Distress continues for pets after flooding

Moose, Violet Retmerr's dog, who classmate Sydney volunteered to help take care of while Retmerr is in need. (Courtesy photo by Violet Retmerr)

Monday’s flood displaced not only residents, but also their pets. Like humans, pets become stressed during situations like these and it is important to monitor their health, attitudes and activity.

The Manhattan Fire Department helped rescue 152 residents and 24 pets from flooded areas in Manhattan; 16 were residents of the Highland Ridge apartments. Of the 16, Violet Rettmer, first-year veterinary medicine student, was rescued along with her 9-month-old dog, Moose.

“I first realized my apartment was affected while we were all sitting on the third floor watching the flood and my dog was freaking out,” Retmerr said. “It took about 15 minutes after I posted on Facebook for Sydney Bigger, from my vet school class, to respond saying she would take Moose for at least that day and possibly more. Moose eventually went home with my mom, who lives in Kansas City. I don’t think I’ll see him again for at least a week.”

Moose_VRetmerr (courtesy photo)
Moose, Violet Retmerr's dog, who classmate Sydney volunteered to help take care of while Retmerr is in need. (Courtesy photo by Violet Retmerr)

Local efforts

The Manhattan PetSmart staff members immediately took action when they realized that along with local residents, pets would also be in danger.

“Our general store manager worked with the American Red Cross yesterday after the flooding occurred,” said Laura Tarr, manager at PetSmart. “As a result, we gave 50 percent off dog crates to anyone who came in and told us they had been displaced.”

PetSmart online lists tips for pet safety when flooding occurs: have a pet first-aid kit available including bottle water, wet food, ThunderShirt (calming apparel) and a collar with all updated pet information. The site also states to be sure to know what locations do and don’t accept pets in their shelter.

While some shelters have not accepted pets, Pottorf Hall in CiCo Park is designated to shelter victims with pets. Other options for pet housing include pet friendly hotels and PetSmart PetsHotels, which include boarding for multiple days, 24/7 care and on-call veterinarians.

Susan Clasen, founder and director of Purple Power Animal Welfare Society (aka Purple PAWS) said they will accept donations and distribute them according to need. This will be coordinated online at purple-paws.org.

Purple PAWS cannot assist with boarding, however, as some people who foster pets for Purple PAWS were displaced in the flooding. The group’s efforts need to be focused internally there at this time.

Red Cross vehicles sit in front of Pottorf Hall, the shelter accepting flood victims with pets. (Sarah Moyer | Collegian Media Group) Photo credit: Sarah Moyer

Vet advice

Trisha Kvasnica, veterinarian at Blue Hills Animal Hospital, said animals affected by the flooding would likely be stressed due to a change in routine.

“They are more in tune to routine than we are, so whenever that changes, it does tend to throw off their internal balance,” Kvasnica said. “Most animals carry stress in their gut, so you will see vomiting or diarrhea. Cats can carry stress in their bladder so they can get bloody urine.”

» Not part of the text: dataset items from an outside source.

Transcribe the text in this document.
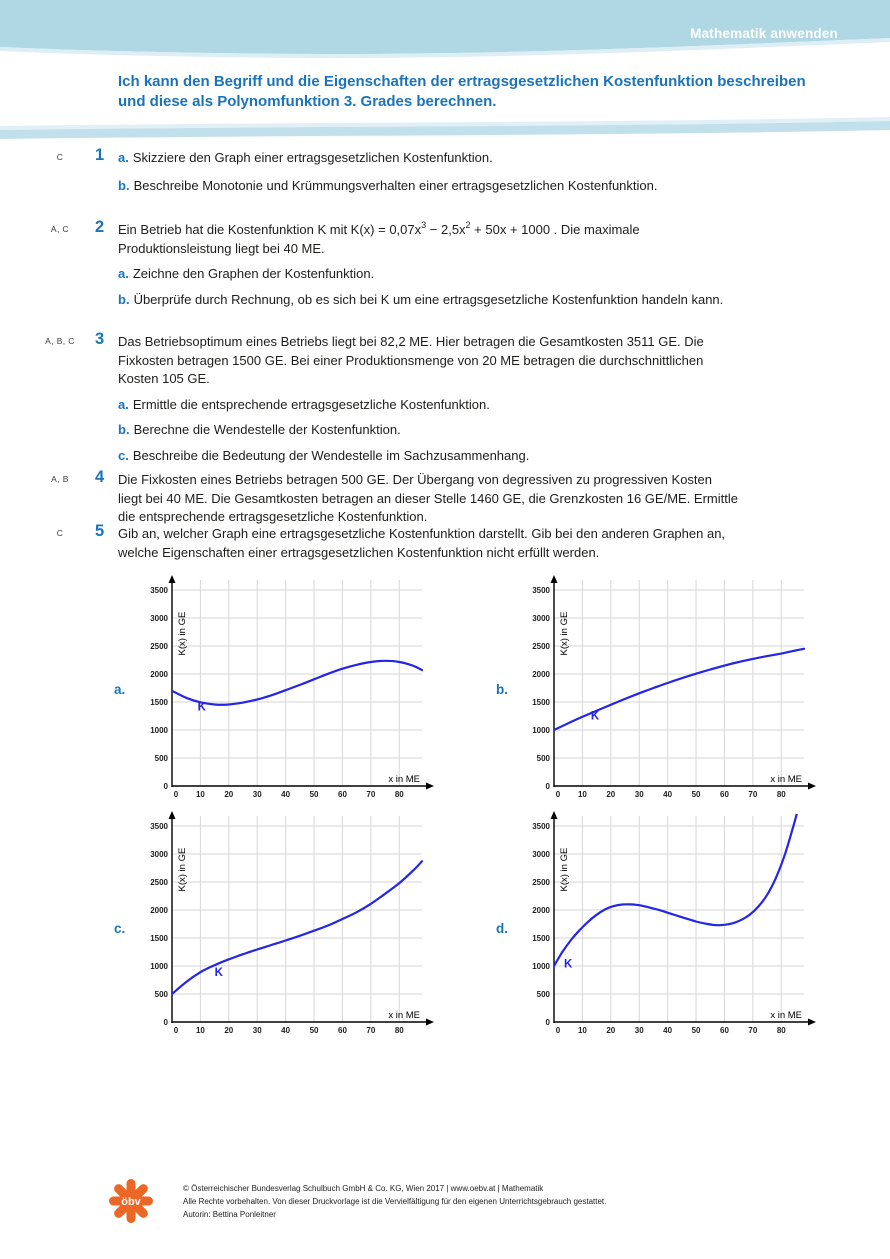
Mathematik anwenden
Ich kann den Begriff und die Eigenschaften der ertragsgesetzlichen Kostenfunktion beschreiben
und diese als Polynomfunktion 3. Grades berechnen.
C	1 a. Skizziere den Graph einer ertragsgesetzlichen Kostenfunktion.
b. Beschreibe Monotonie und Krümmungsverhalten einer ertragsgesetzlichen Kostenfunktion.
A, C	2 Ein Betrieb hat die Kostenfunktion K mit $K(x) = 0,07x^3 - 2,5x^2 + 50x + 1000$ . Die maximale
Produktionsleistung liegt bei 40 ME.
a. Zeichne den Graphen der Kostenfunktion.
b. Überprüfe durch Rechnung, ob es sich bei K um eine ertragsgesetzliche Kostenfunktion handeln kann.
A, B, C	3 Das Betriebsoptimum eines Betriebs liegt bei 82,2 ME. Hier betragen die Gesamtkosten 3511 GE. Die
Fixkosten betragen 1500 GE. Bei einer Produktionsmenge von 20 ME betragen die durchschnittlichen
Kosten 105 GE.
a. Ermittle die entsprechende ertragsgesetzliche Kostenfunktion.
b. Berechne die Wendestelle der Kostenfunktion.
c. Beschreibe die Bedeutung der Wendestelle im Sachzusammenhang.
A, B	4 Die Fixkosten eines Betriebs betragen 500 GE. Der Übergang von degressiven zu progressiven Kosten
liegt bei 40 ME. Die Gesamtkosten betragen an dieser Stelle 1460 GE, die Grenzkosten 16 GE/ME. Ermittle
die entsprechende ertragsgesetzliche Kostenfunktion.
C	5 Gib an, welcher Graph eine ertragsgesetzliche Kostenfunktion darstellt. Gib bei den anderen Graphen an,
welche Eigenschaften einer ertragsgesetzlichen Kostenfunktion nicht erfüllt werden.
a.	b.
c.	d.
0
500
1000
1500
2000
2500
3000
3500
0 10 20 30 40 50 60 70 80
x in ME
K(x) in GE
K
0
500
1000
1500
2000
2500
3000
3500
0 10 20 30 40 50 60 70 80
x in ME
K(x) in GE
K
0
500
1000
1500
2000
2500
3000
3500
0 10 20 30 40 50 60 70 80
x in ME
K(x) in GE
K
0
500
1000
1500
2000
2500
3000
3500
0 10 20 30 40 50 60 70 80
x in ME
K(x) in GE
K
öbv
© Österreichischer Bundesverlag Schulbuch GmbH & Co. KG, Wien 2017 | www.oebv.at | Mathematik
Alle Rechte vorbehalten. Von dieser Druckvorlage ist die Vervielfältigung für den eigenen Unterrichtsgebrauch gestattet.
Autorin: Bettina Ponleitner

Kvasnica also advises victims to consult their veterinarian if symptoms persist, because animals are best treated on a case-by-case basis. Signals of highly stressed animals normally start as excessive panting or pacing and can lead to destructive behavior before or during a storm.

“Sometimes they can detect a storm long before we do because of the barometric pressure changes,” the veterinarian said. “Usually it’s the noise of the thunder that sets off animals more than anything else.

This can occur during a seasonal thunderstorm as well, and pets should be consulted for severe levels of stress and anxiety.

“Nobody wants to live with that level of stress,” she said. “So definitely if you’re seeing that, address it. Don’t just let them suffer through.”

She lists natural remedies, the ThunderShirt and a couple commonly prescribed medications.

“I’d say it’s about a 50/50,” Kvasnica said of the ThunderShirt. “Either animals respond to it, or they don’t.”